Third Coast Percussion’s VCU program featured three works by its members – “BEND” by Martin (formerly head of VCU’s percussion program), “Ordering-Instincts” by Dillon and two sections from “Aliens with Extraordinary Abilities” by Skidmore; a collective work by the four, “Niagara” from the film score “Paddle to the Sea;” an arrangement of “Amazon River” from “Aguas de Amazonia” by Philip Glass (originally for piano); and recent pieces by Augusta Read Thomas, Mark Applebaum and Devonté Hymes.

Most were rooted in marimbas, although these resonant mallet-percussion keyboard instruments were frequently played in unconventional ways – tapped like drums, bowed like string instruments, even resonating in response to human breath. Martin’s “BEND” (2016) hinged on a number of these techniques, although mostly in sequence rather than in combination.

The marimba-centric works, notably Hymes’ “Perfectly Voiceless” (2018) and Glass’ “Amazon River,” generally featured recurring rhythmic patterns, often growing more complex as pieces progressed.

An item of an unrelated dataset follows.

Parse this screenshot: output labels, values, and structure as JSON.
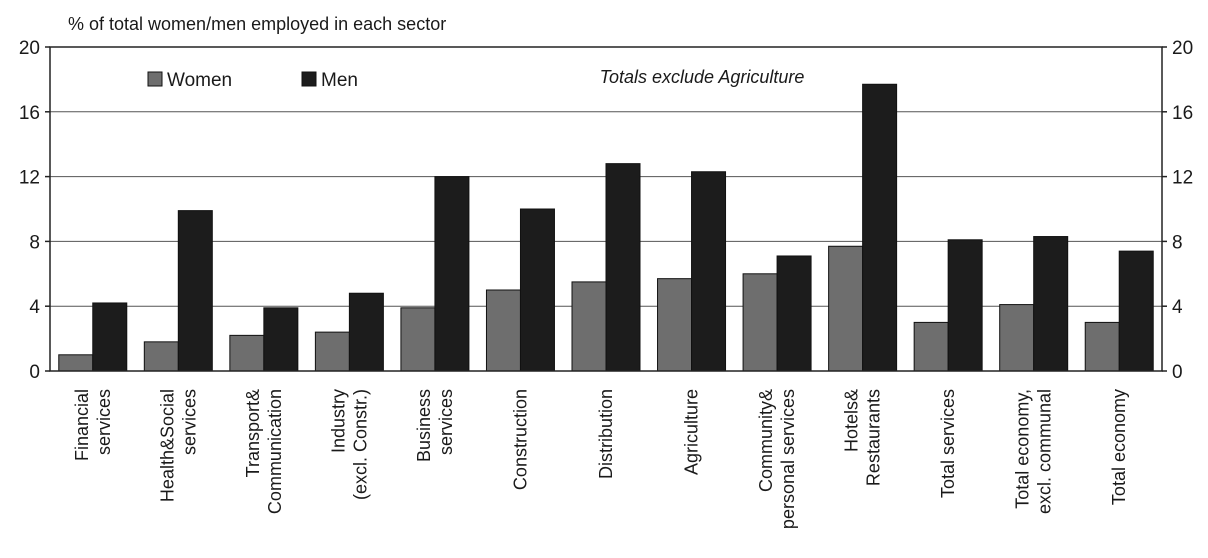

The two most novel offerings were Thomas’ “Prayer,” from her longer “Resounding Earth” (2012), for an assemblage of traditional Tibetan “singing bowls” singly producing brightly resonant tones and collectively creating densely chromatic overtones; and Applebaum’s “Aphasia” (2010), in which recorded vocal samples of words, numbers and sound effects are synchronized to physical gestures by live performers in what sounds like a high-tech re-creation of the faux-linguistic comedy routines of Peter Ustinov.

In several of the selections, video from an overhead camera helpfully clarified who was playing what and how. Kaleidoscopic animations accompanying Skidmore’s “Aliens” excerpts enlarged the experience of “Don’t Eat Your Young” and compounded the tension of “Torched and Wrecked.”